How is it that the pre-Scratch trolls are all one-dimensional annoyances transparently introduced only so Hussie can kill them all… and they’re still FAR more interesting than the post-Scratch kids?

(From MS Paint Adventures: Homestuck. Click for full-sized one ring to rule them all.)

Something’s been very odd about the recently-completed intermission; so much of its content was concentrated in three non-flashes that it’s felt unnaturally short, and I felt like we spent almost no time with the meteor crew, with Karkat and Terezi only making appearances in those flashes where the meteor crew wasn’t even the focus. And yet, it’s left me feeling as optimistic as I’ve ever been about the direction of the comic.

Nearly a year ago, on the heels of the undisputed most dramatic moment in Homestuck history, Andrew Hussie ground the plot to a halt to introduce us to four new players, shunting virtually any appearances of the four original kids, or the twelve trolls that had supplanted them as the most popular characters in the comic, to intermissions within Act 6. And no matter how much what we were witnessing might have been relevant to the big picture, I and I suspect many others just wondered when we were going to return to the characters we came to Homestuck for, when the plot was actually going to ramp back into gear and get moving.

Hussie had done this before; the proper introduction of the trolls in Act 5-1 came on the heels of the previous most dramatic moment in Homestuck history, right as, as I mentioned in my original review, the plot was finally starting to get interesting. But the trolls didn’t disappoint, turning out to be perhaps the most interesting characters in the comic, as opposed to the cyphers that were the four original kids. But the post-Scratch kids were almost just the opposite. Oh, they were interesting in their own way, especially Roxy’s alchoholism and Jake’s zest for adventure, but we hadn’t spent two-thirds of the comic’s total run time (including unreleased pages) on them the way we had with the pre-Scratch kids and trolls, and the new kids weren’t anywhere near interesting enough to overcome that, especially given my suspicion that they will all be shunted to the background or killed once the real heroes come back. Those brief glimpses we got of the kids and trolls only underscored how little we were invested in the new characters.

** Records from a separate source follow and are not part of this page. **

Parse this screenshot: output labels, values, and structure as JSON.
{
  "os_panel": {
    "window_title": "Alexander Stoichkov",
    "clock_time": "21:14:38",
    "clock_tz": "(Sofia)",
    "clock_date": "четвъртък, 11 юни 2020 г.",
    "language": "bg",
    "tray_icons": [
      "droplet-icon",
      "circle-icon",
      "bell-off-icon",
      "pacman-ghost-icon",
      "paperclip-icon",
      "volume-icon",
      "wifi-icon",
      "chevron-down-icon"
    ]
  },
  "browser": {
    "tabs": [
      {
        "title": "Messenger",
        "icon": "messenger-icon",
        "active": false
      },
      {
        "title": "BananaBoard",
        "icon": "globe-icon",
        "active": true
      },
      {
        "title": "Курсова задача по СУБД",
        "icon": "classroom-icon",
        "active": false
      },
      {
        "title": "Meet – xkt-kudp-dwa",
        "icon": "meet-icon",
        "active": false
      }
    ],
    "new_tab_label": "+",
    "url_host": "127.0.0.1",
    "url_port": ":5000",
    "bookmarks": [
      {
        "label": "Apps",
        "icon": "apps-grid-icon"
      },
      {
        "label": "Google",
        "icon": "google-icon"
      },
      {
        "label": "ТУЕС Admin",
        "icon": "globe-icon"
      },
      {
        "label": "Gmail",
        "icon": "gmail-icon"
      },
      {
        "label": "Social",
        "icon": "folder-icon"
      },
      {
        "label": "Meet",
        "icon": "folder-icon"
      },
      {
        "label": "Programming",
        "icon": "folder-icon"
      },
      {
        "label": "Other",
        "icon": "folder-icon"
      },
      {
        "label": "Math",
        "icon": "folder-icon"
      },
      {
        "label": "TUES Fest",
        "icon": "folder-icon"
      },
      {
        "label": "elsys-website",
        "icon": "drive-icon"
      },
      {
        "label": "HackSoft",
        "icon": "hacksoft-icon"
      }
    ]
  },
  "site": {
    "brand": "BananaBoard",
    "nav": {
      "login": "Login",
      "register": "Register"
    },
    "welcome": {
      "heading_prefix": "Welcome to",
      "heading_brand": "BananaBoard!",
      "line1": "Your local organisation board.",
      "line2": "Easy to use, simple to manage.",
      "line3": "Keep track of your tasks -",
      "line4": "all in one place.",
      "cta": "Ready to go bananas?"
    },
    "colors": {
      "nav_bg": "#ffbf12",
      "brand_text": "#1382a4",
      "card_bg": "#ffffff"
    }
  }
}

But now… now I finally feel like we’re picking up the main plot where we left it off at the end of Act 5, and after going off track for so long, we’re now starting to become laser-focused on the end of the comic. Just in the opening non-flash, we see that the incident at the end of the last sub-act has turned on the crew on the meteor to who Lord English is and the threat he poses, as well as get what amounts to confirmation that yes, Caliborn is in fact a young Lord English. (I hope the only reason for that wasn’t to set up the use of Calliope as the method of defeating him, because if so Hussie went so all-out in doing so he may have actually weakened Lord English as a villain.)

Over the course of the act, three ghost-troll plans arise for taking him out: Aranea’s plan to find Calliope’s ghost (which, given what we know, makes very little sense to me), Meenah’s plan to raise an army to go after Lord English directly (which is probably how the pre-Scratch trolls, and some of the post-Scratch ones, will all be unceremoniously disposed of), and Vriska’s plan to find some sort of MacGuffin that can defeat him somehow. They aren’t mutually exclusive, and Vriska suggests they might actually be working in concert even as they largely ignore one another, while the end of the “ministrife” flash, while not resolving its own conflict, suggests they might end up working a little closer than that, though Vriska seems to want to use Meenah’s army as little more than a pack of redshirts to light the way to her MacGuffin.

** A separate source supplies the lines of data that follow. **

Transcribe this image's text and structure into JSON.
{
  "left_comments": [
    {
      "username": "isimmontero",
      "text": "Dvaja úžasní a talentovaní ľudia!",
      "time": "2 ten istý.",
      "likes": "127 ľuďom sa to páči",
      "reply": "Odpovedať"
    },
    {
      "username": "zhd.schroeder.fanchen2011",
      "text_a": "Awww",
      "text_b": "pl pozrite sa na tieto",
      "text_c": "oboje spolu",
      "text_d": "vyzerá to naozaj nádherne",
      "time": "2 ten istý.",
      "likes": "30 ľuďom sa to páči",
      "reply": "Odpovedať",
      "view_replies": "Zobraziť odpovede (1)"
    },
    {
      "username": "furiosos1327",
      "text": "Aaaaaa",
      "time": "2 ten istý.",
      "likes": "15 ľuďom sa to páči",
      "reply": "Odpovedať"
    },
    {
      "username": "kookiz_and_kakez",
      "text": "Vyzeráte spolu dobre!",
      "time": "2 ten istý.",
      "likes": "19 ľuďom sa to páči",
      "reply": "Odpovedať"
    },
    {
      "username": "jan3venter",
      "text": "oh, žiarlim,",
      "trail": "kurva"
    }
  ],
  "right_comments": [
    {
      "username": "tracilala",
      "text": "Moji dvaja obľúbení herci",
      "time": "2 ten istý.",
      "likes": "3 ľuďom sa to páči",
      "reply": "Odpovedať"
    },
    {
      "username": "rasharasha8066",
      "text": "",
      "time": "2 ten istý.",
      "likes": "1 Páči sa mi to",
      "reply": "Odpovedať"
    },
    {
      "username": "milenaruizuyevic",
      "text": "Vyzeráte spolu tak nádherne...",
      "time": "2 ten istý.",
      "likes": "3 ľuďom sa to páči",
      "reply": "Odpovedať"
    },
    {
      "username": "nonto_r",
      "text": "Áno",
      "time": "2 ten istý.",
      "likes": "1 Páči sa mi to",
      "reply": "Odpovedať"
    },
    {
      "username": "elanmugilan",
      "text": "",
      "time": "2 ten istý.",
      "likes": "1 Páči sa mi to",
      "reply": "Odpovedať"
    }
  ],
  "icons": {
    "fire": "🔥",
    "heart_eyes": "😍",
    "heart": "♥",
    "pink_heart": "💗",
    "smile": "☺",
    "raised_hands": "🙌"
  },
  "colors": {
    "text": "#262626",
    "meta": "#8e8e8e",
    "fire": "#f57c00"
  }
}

(By the way, with all apologies to Dave Strider, I think Meenah had already replaced him as my favorite character in Homestuck even before this intermission made her a lot more sympathetic.)

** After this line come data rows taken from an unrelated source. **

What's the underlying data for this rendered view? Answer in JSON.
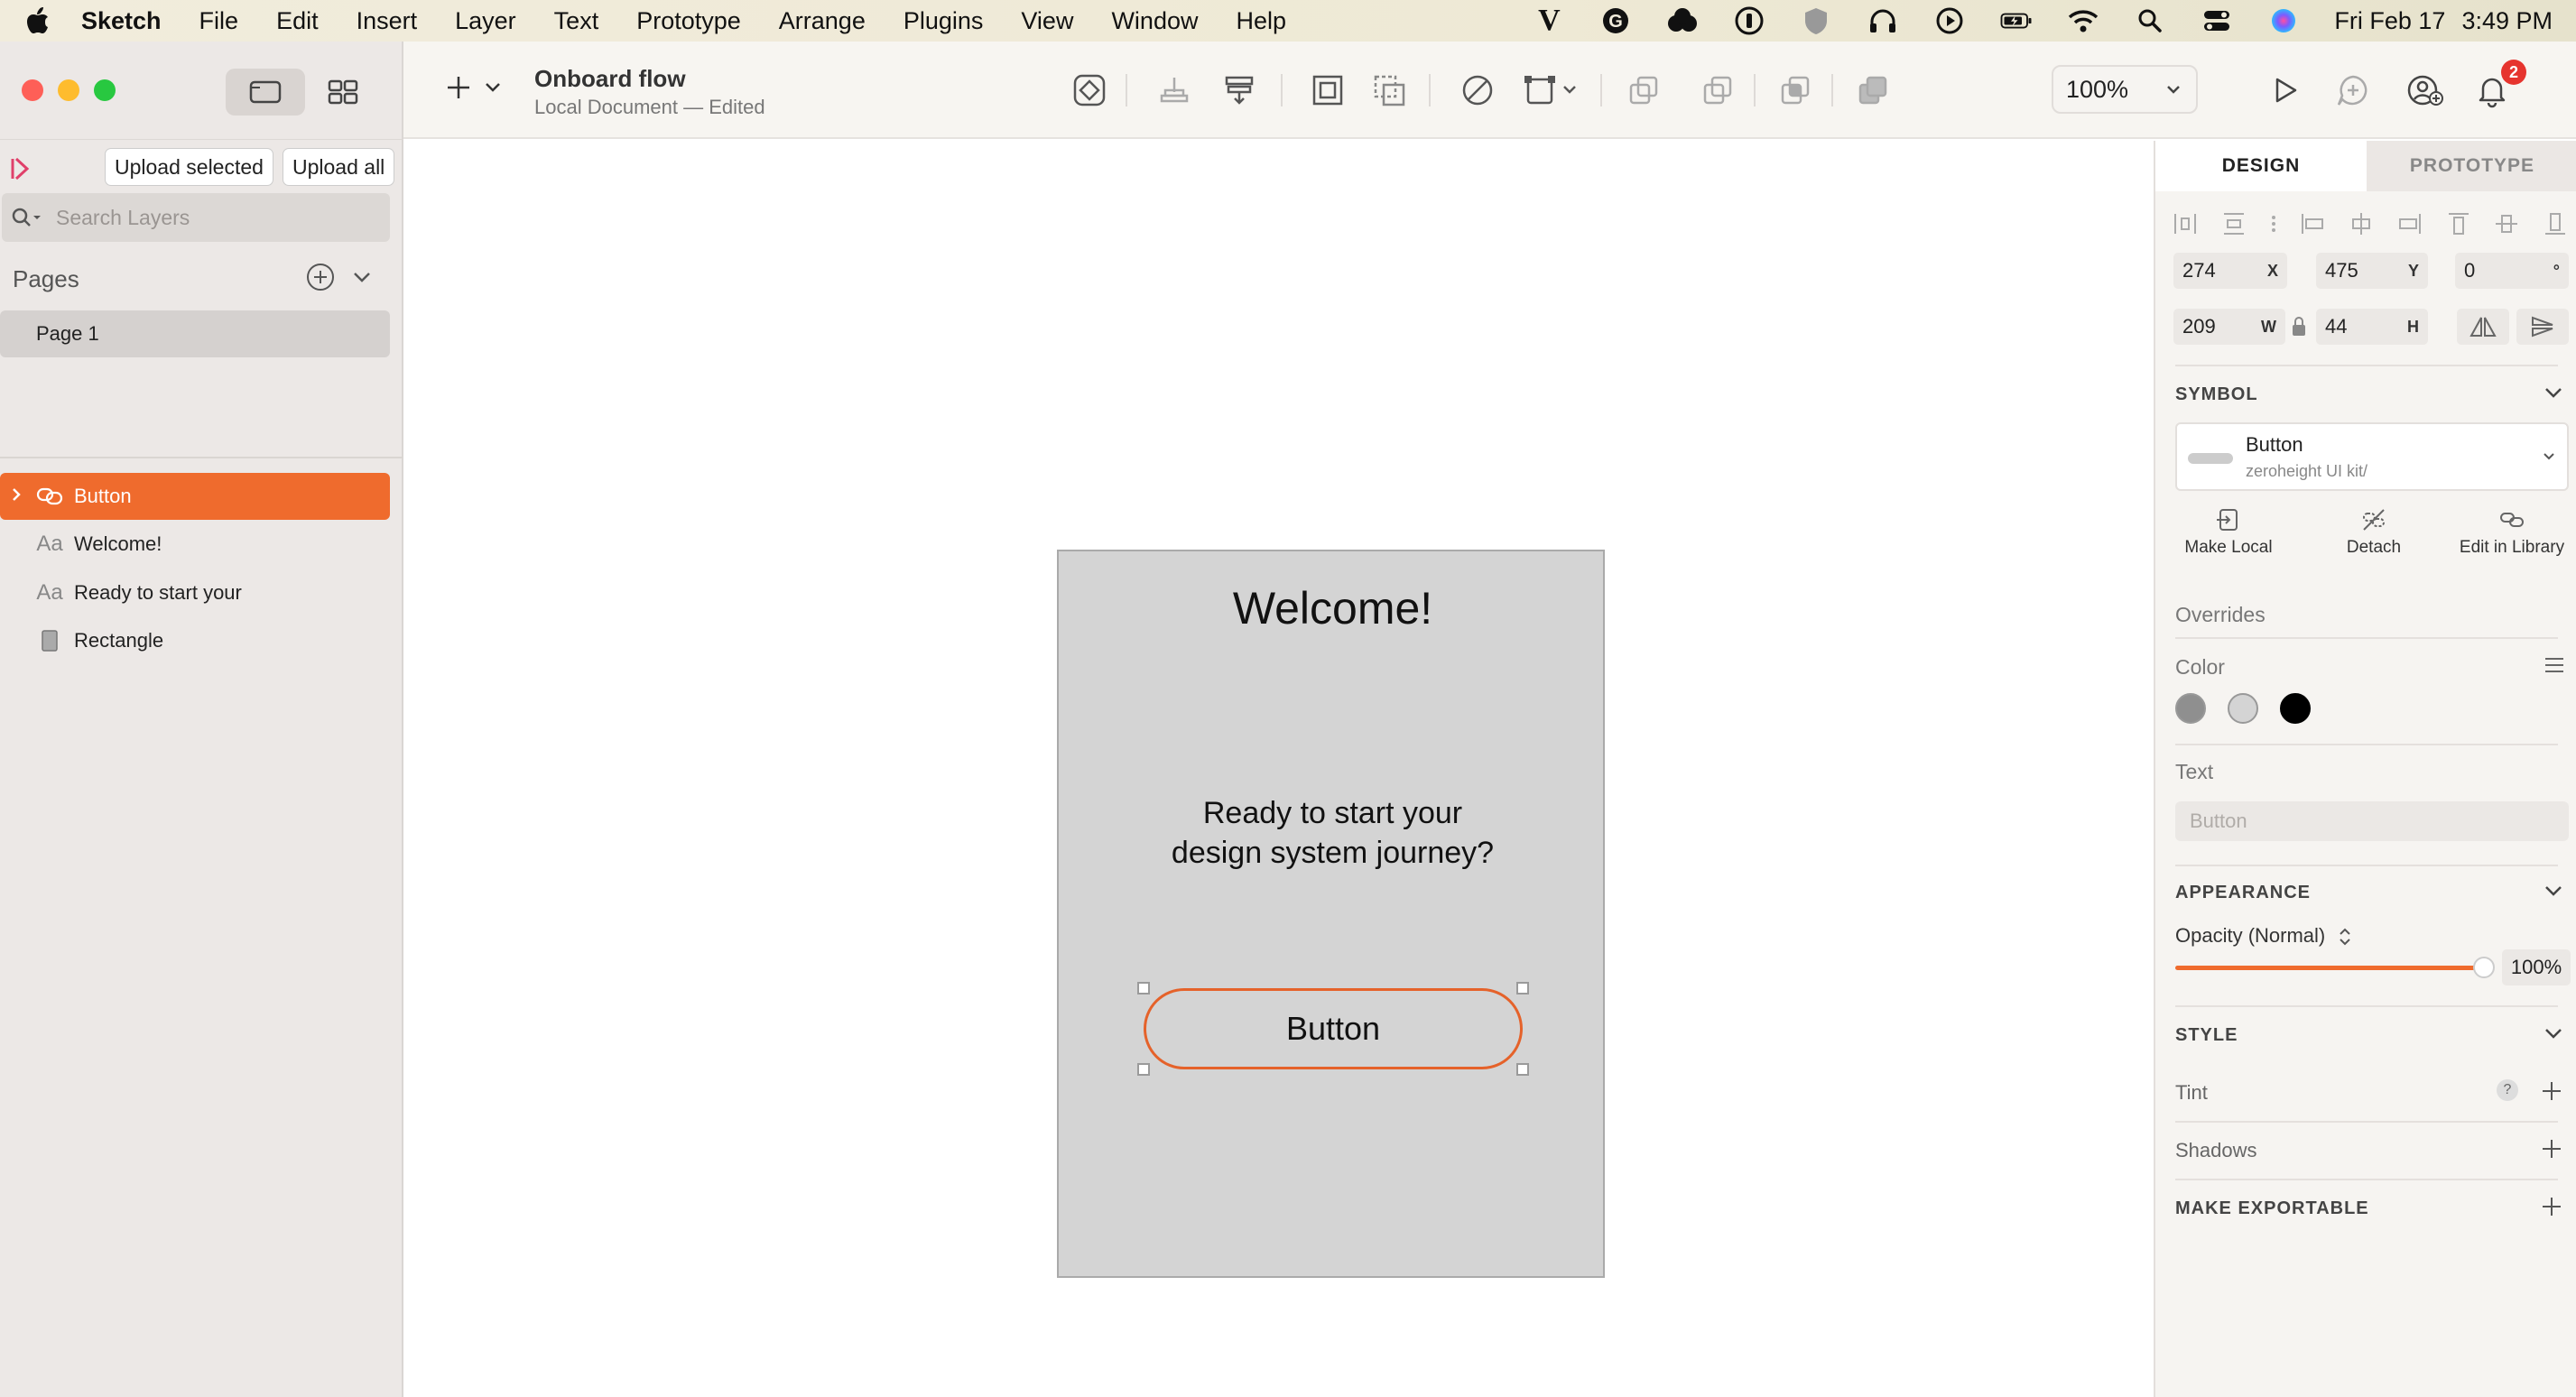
{
  "menubar": {
    "app_name": "Sketch",
    "items": [
      "File",
      "Edit",
      "Insert",
      "Layer",
      "Text",
      "Prototype",
      "Arrange",
      "Plugins",
      "View",
      "Window",
      "Help"
    ],
    "status_v": "V",
    "status_g": "G",
    "status_i": "i",
    "date": "Fri Feb 17",
    "time": "3:49 PM"
  },
  "sidebar": {
    "upload_selected": "Upload selected",
    "upload_all": "Upload all",
    "search_placeholder": "Search Layers",
    "pages_title": "Pages",
    "pages": [
      "Page 1"
    ],
    "layers": [
      {
        "name": "Button",
        "type": "symbol",
        "selected": true
      },
      {
        "name": "Welcome!",
        "type": "text"
      },
      {
        "name": "Ready to start your",
        "type": "text"
      },
      {
        "name": "Rectangle",
        "type": "rectangle"
      }
    ],
    "text_layer_glyph": "Aa"
  },
  "toolbar": {
    "doc_title": "Onboard flow",
    "doc_subtitle": "Local Document — Edited",
    "zoom": "100%",
    "notifications": "2"
  },
  "canvas": {
    "artboard_title": "Welcome!",
    "artboard_text_line1": "Ready to start your",
    "artboard_text_line2": "design system journey?",
    "button_label": "Button"
  },
  "inspector": {
    "tab_design": "DESIGN",
    "tab_prototype": "PROTOTYPE",
    "x_value": "274",
    "x_label": "X",
    "y_value": "475",
    "y_label": "Y",
    "rotation_value": "0",
    "rotation_unit": "°",
    "w_value": "209",
    "w_label": "W",
    "h_value": "44",
    "h_label": "H",
    "symbol_section": "SYMBOL",
    "symbol_name": "Button",
    "symbol_path": "zeroheight UI kit/",
    "make_local": "Make Local",
    "detach": "Detach",
    "edit_in_library": "Edit in Library",
    "overrides": "Overrides",
    "color_label": "Color",
    "color_swatches": [
      "#8f8f8f",
      "#d4d4d4",
      "#000000"
    ],
    "text_label": "Text",
    "text_placeholder": "Button",
    "appearance_section": "APPEARANCE",
    "opacity_label": "Opacity (Normal)",
    "opacity_value": "100%",
    "opacity_level": 1.0,
    "style_section": "STYLE",
    "tint_label": "Tint",
    "tint_help": "?",
    "shadows_label": "Shadows",
    "make_exportable": "MAKE EXPORTABLE"
  },
  "colors": {
    "accent": "#ef6b2d",
    "selection_border": "#e5622a",
    "traffic_red": "#fe5f57",
    "traffic_yellow": "#febc2e",
    "traffic_green": "#28c840"
  }
}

We’ve spent three sub-acts and the better part of a year focused on what has amounted to a sidetrack, but now the end goal of all of Homestuck has come into laser focus, with Lord English taking center stage as its main villain and the efforts of all the characters focused on defeating him. In this intermission, we’ve seen what the plans of the ghost trolls are, but they will still amount to a sidetrack and at best support for the real heroes. The bigger development on the horizon is the impending arrival of the kids we’ve come to know and love into the post-Scratch session sometime within the next sub-act. Once that happens, it’ll be nothing but full-speed ahead right to Homestuck‘s climax, on as many tracks as possible, no matter how circuitous the route we took to get to this point. Hopefully it won’t be the long, drawn-out, tedious battle the climax of Problem Sleuth turned out to be.